If there’s one thing that colleges have been good at during the past hundred years, it’s getting a growing number of students onto their campuses. But now a century’s worth of practices devoted to increasing enrollment have to be overhauled to make sure that more of those students leave college with degrees.
That is the underlying, if unstated, theme at the annual policy conference of the State Higher Education Executive Officers, taking place here through Friday. While the solutions to that challenge are likely to be discussed for many years to come, some consensus is emerging about the policies that must change to attain the goal, including how higher education is financed, how technology is used, and how the quality of a degree is ensured.
“We have to produce more degrees, with high quality, and at a lower cost,” said John Hayek, senior vice president for budget, planning, and policy at the Kentucky Council on Postsecondary Education.
Mr. Hayek moderated a panel discussion on what are arguably the most difficult questions facing public higher education: Who should pay for college and how should institutions spend their money?
The present model for shifting the costs of public colleges to students through tuition hikes is unsustainable, and the rapid growth in spending on research, administration, and employee benefits has done little to improve undergraduate education, said Jane V. Wellman, executive director of the Delta Project on Postsecondary Education Costs, Productivity, and Accountability. Ms. Wellman points out that the only growth in spending on instruction over the past decade has occurred at the wealthiest four-year public and private institutions. Spending at community colleges, which educate the vast majority of low-income and minority students, has been basically flat.
While colleges have cut costs in recent years in response to the economic downturn, much more money could be saved by eliminating administrative redundancies, she said. And degree production could be improved by making sure that students are not taking unnecessary courses, she added.

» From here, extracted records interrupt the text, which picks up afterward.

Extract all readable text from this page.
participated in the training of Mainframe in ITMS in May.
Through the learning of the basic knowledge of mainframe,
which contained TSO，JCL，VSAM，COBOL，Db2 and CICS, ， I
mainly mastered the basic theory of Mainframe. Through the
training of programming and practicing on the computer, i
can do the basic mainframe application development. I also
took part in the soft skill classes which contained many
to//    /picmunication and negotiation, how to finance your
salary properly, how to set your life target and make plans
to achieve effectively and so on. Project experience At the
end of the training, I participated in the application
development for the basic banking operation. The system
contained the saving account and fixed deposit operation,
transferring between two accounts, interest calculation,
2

One approach that more states are considering is “performance funding"—giving colleges money based on the number of students who graduate rather than the number who enroll. Although many states have adopted some version of this, most involve too little money to encourage real change and instead encourage institutions to game the system, said Nancy Shulock, professor and executive director of the Institute for Higher Education Leadership and Policy at California State University at Sacramento. Newer ways to reward colleges for performance are emerging in several states—such as Indiana, Kentucky, Ohio, and Tennessee—that sets clearer goals for colleges, rewards progress on those goals, and involves an amount of money that makes it worth the effort to make sure more students graduate, she said.
Quality Question
But improving the graduation rate will mean little if institutions can’t ensure the quality of their degrees, said Mark D. Milliron, deputy director of postsecondary improvement for the Bill & Melinda Gates Foundation, which has taken an active role in efforts to improve college attainment. To maintain and even improve the quality of a degree with fewer resources, institutions must learn to use technology in ways that are common in other parts of daily life but largely ignored in academe, such as interactive video games, Mr. Milliron said.
Colleges have also been too slow in using data on educational performance to improve education, filtering it through a lengthy process that may not be complete until the students are gone. “We’re spending all our effort on getting scorecards to trustees and legislators,” he said.
Instead, said Mr. Milliron, students are asking: “Can you use information about me to help me?”
In addition to using data to give students more immediate feedback about their classroom performance, colleges are going to have to start using online learning more effectively, tapping the increasing amount of open-source material available on the Internet. Colleges are giving “a lot of lip service to blended learning,” which uses both online and face-to-face instruction, Mr. Milliron said.
But a more effective way, he added, is to determine what works best online and what works best in the classroom.